A long time ago, there was only one telephone in one village. The number range was much smaller that times then it is now. Today every person got at least one mobile, a land line, a fax line. To have enough telephone numbers, the range of numbers has been expanded. Exactly the same happens with IPv6. In theorie, you only get a much bigger number range.
Because IP was developed a long time ago, it is an old protocol. Of course there have been some changes over the time, but IPv6 also contains some improvements over IPv4.
If you look how computer communication works, it mainly consists of 4 layers:
- Link Layer
- Network Layer
- Transport Layer
- Application Layer
The Link Layer is the physical connection. Basically the cable. Or you could compare it with a road.
The Network Layer is responsible for the addressing. Compare it with the Post. If I send a letter to Fantasy Road 22 in Houston, Texas, I handover the letter to the postoffice. They know how to handle the letter and where to send it. Somewhen the letter arrives in Houston. I do not have to know where Houston is. The Post is doing it for me.
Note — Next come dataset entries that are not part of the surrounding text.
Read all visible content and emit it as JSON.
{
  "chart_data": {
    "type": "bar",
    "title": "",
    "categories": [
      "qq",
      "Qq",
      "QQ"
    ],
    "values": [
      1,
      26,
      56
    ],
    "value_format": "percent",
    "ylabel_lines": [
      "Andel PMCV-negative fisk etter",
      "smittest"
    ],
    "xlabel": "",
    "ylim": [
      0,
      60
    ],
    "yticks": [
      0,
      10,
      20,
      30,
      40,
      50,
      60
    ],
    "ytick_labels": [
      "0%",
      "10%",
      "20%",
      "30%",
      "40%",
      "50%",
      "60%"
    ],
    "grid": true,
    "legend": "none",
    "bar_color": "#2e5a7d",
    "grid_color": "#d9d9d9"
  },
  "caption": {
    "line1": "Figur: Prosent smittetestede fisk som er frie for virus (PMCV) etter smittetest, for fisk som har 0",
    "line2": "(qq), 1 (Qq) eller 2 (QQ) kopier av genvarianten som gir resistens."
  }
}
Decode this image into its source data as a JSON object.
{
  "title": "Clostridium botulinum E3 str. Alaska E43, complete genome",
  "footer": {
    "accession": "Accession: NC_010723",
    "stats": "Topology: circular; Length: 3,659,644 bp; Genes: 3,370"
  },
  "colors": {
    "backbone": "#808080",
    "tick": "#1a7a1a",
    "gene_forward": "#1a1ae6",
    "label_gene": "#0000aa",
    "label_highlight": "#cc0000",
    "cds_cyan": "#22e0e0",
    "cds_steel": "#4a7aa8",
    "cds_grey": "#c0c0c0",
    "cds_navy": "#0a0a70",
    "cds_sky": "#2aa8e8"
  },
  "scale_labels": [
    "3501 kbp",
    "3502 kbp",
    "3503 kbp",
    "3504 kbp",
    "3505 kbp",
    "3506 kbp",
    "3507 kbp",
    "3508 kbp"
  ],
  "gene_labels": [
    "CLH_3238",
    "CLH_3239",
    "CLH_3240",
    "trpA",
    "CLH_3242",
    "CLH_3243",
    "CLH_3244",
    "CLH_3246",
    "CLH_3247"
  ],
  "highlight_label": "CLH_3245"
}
Or the Network Layer.
While the Network Layer is only in charge to address the devices, the Transport Layer addresses the indvidual services. Services are identified using ports. In the Fantasy Road 22 in Houston you got multiple appartements. In every appartment you have multiple persons. The Transport Layer defines now the person, who gets the letter, Mr. Miller.
The top layer is the Application Layer. The application layer defines the kind of information which is exchanged. Is the letter an invoice or an order? In the network environment it defines the kind of traffic: DNS, SMTP, SSH, HTTP …
Changing IPv4 to IPv6 only changes the Network Layer. All other 3 layers remain the same. Of course there are small changes in the Transport and in the Application Layer, but the real change only affects one layer.